A referida atualização dos Ladrões de Bicicleta aconteceu hoje, dia 23 de maio de 2007, nos mesmos domínios da Bota. E agora não há motivos para um “filme neo-neo-realista” (vulgo noticiário, embora um noticiário seja mil vezes mais sensacionalista que qualquer filme) chocar alguém. A civilização já perdeu seu resquício de moral e seus ideais. Cada um faz o que bem lhe convém, e nisso ele é apoiado pela ditadura de informações e torrente de imagens despejadas sobre si. Opa, Berlusconi aí de novo!
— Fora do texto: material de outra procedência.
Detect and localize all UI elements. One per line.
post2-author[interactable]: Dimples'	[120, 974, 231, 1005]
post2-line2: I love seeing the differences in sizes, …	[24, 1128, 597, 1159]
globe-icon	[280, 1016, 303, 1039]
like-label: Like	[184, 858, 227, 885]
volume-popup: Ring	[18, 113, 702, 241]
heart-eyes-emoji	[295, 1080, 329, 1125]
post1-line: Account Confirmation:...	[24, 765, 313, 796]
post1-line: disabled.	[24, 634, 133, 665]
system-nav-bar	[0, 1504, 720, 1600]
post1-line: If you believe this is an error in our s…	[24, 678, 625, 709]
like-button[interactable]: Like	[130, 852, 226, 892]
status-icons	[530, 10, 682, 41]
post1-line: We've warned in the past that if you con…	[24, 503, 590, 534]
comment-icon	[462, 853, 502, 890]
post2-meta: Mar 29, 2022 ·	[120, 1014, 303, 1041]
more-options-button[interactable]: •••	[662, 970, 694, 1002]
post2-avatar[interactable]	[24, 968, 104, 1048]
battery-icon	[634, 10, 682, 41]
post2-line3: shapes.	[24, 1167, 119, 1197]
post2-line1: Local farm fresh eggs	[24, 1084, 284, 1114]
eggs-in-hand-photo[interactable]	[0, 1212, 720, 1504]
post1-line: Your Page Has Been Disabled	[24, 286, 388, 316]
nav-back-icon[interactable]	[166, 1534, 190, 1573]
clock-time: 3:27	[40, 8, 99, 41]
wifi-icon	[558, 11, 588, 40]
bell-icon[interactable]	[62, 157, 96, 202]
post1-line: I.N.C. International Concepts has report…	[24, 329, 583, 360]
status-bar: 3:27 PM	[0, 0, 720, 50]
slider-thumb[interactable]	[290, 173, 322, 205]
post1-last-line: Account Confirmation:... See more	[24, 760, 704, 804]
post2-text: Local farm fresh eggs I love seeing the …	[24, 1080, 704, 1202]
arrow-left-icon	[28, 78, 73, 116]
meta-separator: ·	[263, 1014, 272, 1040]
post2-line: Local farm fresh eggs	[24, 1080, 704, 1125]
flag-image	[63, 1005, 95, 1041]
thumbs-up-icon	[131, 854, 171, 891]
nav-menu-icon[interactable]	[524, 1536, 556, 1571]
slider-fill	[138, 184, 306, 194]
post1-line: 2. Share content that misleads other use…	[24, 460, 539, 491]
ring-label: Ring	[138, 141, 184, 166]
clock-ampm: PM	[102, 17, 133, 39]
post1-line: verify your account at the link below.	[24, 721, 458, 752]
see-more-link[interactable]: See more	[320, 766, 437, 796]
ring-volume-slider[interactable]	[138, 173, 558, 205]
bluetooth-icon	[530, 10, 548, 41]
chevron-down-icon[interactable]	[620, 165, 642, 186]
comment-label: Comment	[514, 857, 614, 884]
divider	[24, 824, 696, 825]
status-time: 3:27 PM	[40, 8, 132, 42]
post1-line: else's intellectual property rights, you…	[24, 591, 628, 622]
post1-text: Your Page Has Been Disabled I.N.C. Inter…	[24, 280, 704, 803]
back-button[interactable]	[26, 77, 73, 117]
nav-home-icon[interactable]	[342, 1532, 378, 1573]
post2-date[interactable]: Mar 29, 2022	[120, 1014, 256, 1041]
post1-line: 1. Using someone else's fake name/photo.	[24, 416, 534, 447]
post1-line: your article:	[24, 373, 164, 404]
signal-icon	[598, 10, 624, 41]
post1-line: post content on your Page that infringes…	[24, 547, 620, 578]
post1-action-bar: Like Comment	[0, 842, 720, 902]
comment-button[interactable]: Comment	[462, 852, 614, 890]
Fato é que passou, vindo das agências de notícias, trafegando pelos meios de reprodução, e aportando nos lares – e ninguém se deu conta. Ninguém se deu conta de que houve a reprise da série de furtos do filme de De Sica, com a diferença de que não é mais um veículo de duas rodas sem motor o objeto do roubo, isto é! Ninguém percebeu – e, se percebesse, daria de ombros. Muitos não perceberam porque não fazem idéia de quem seja De Sica. Outros tantos porque seu cinismo diário, erguido tijolo a tijolo, isolando-o dos sobressaltos característicos do bicho-homem, não tolera reflexão. Fato é que esta manhã, da data já referida na primeira linha do parágrafo anterior, um homem foi preso em flagrante de roubo. Carregava consigo uma antena parabólica. Seu intuito era assistir à decisão da Liga dos Campeões da Europa, o último suspiro da maior competição de clubes de futebol do planeta. Um dos times que chegou à final é o Milan, onde há jogadores de todas as nacionalidades. Essa globalização nos gramados deve explicar a seguinte cifra: a partida é televisionada todo ano para mais de 1 bilhão de pessoas. Muitos prestigiam o espetáculo sem uma preferência, pelo ideal utópico da contemplação imparcial. Já o homem em questão (o ladrão de parabólica) é milanês, torcedor convicto. O que dificultava seu intuito de acompanhar o time do coração e incentivou terminantemente seu ato desesperado foi o bloqueio estatal (estatal!) dos sinais da TV aberta de todos os moradores de sua cidadezinha. Em outras palavras, qualquer cidadão, dotado do livre acesso à informação e do pleno direito de se expressar perante a constituição, sem poder aquisitivo para instalar uma antena parabólica ou assinar canais a cabo no seu televisor, ficará na mão durante a exibição do jogo!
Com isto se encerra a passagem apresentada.